Jung, reich und beliebt. Für die 17-Jährige Brittany Havers (Susan Ward) könnte das Leben an der Highschool kaum besser laufen. Doch als ihr wohlhabender Stiefvater ums Leben kommt, gerät ihr behütetes Leben aus der Bahn.

Nicht nur soll der Hauptteil seines Vermögens -- 70 Millionen Dollar -- an einen Treuhandfond gehen, sie selbst wird mit einem "Taschengeld" von 25.000 Dollar abgespeist. Das lässt sich die verwöhnte Brittany nicht bieten. Mit ihrer Intimfeindin Maya (Leila Arcieri) heckt sie einen heimtückischen Plan aus, um doch noch an das Erbe zu gelangen. Als der Versicherungsdetektiv Terence Bridge (Isaiah Washington) auf der Bildfläche erscheint, geraten die Mädchen jedoch ins Visier der Polizei ...

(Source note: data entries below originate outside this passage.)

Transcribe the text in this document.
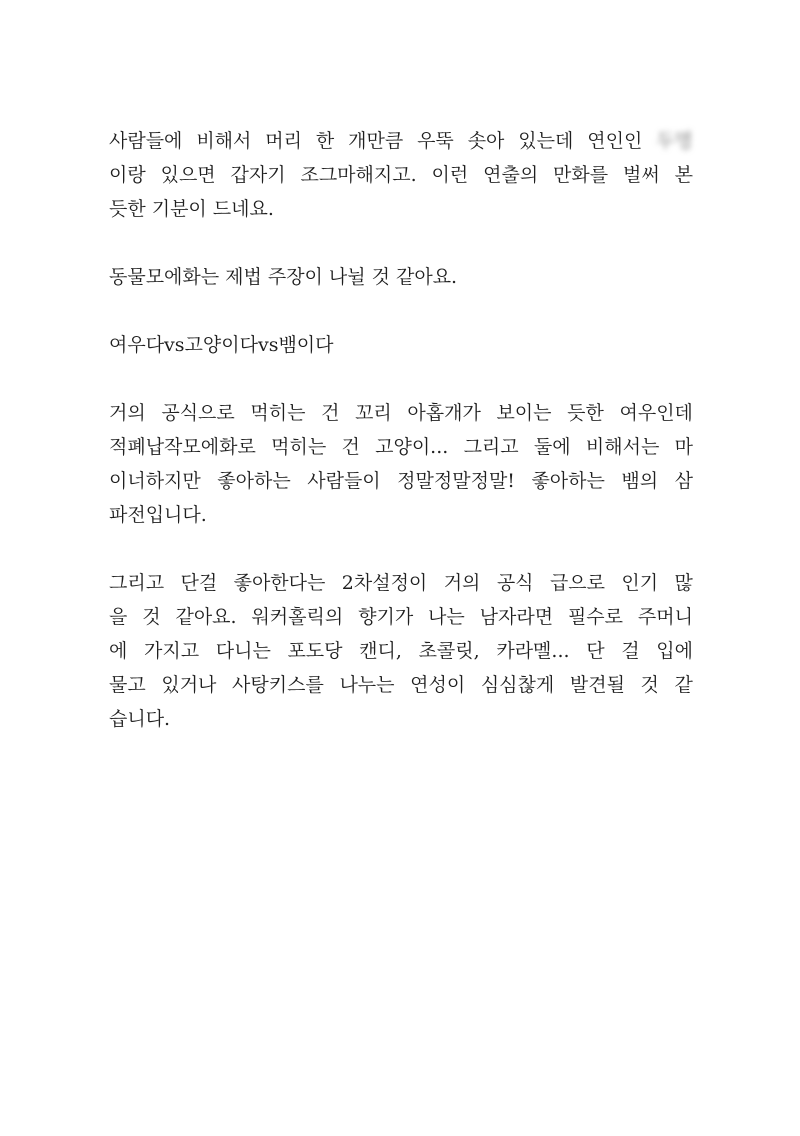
사람들에 비해서 머리 한 개만큼 우뚝 솟아 있는데 연인인 두명
이랑 있으면 갑자기 조그마해지고. 이런 연출의 만화를 벌써 본
듯한 기분이 드네요.
동물모에화는 제법 주장이 나뉠 것 같아요.
여우다vs고양이다vs뱀이다
거의 공식으로 먹히는 건 꼬리 아홉개가 보이는 듯한 여우인데
적폐납작모에화로 먹히는 건 고양이... 그리고 둘에 비해서는 마
이너하지만 좋아하는 사람들이 정말정말정말! 좋아하는 뱀의 삼
파전입니다.
그리고 단걸 좋아한다는 2차설정이 거의 공식 급으로 인기 많
을 것 같아요. 워커홀릭의 향기가 나는 남자라면 필수로 주머니
에 가지고 다니는 포도당 캔디, 초콜릿, 카라멜... 단 걸 입에
물고 있거나 사탕키스를 나누는 연성이 심심찮게 발견될 것 같
습니다.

Der Vorgängerfilm bot immerhin mit Matt Dillon, Neve Campbell, Denise Richards und Kevin Bacon einige zugkräftige Namen. Beim Sequel lässt sich dagegen kaum Verlockendes finden. Punkten vermag die Disc vor allem mit dem gut abgemischten Sound. Das einfallslose Making of zeigt einige Filmausschnitte und Interviews und ist höchstens durch die Tatsache amüsant, dass der Regisseur, die Produzenten und Darsteller diesen Streifen als Gottesgeschenk an die Filmgemeinde darstellen. MS

Fazit

Film-Check: Konstruiert wirkender Thriller, der mit einer hanebüchenen Geschichte und unglaubwürdigen Charakteren aufwartet und vom Anfang bis zum Ende keine einzige Überraschung bietet.
DVD-Fazit: Mit dem starbesetzten Vorgänger von John McNaughton hat "Wild Things 2" nur noch die Örtlichkeit gemeinsam. Es gibt um Längen spannendere Thriller. Während sich die konventionellen Boni so uninteressant gestalten wie der Film selbst, ist die Technik der DVD in Ordnung. V.a. der Sound gefällt.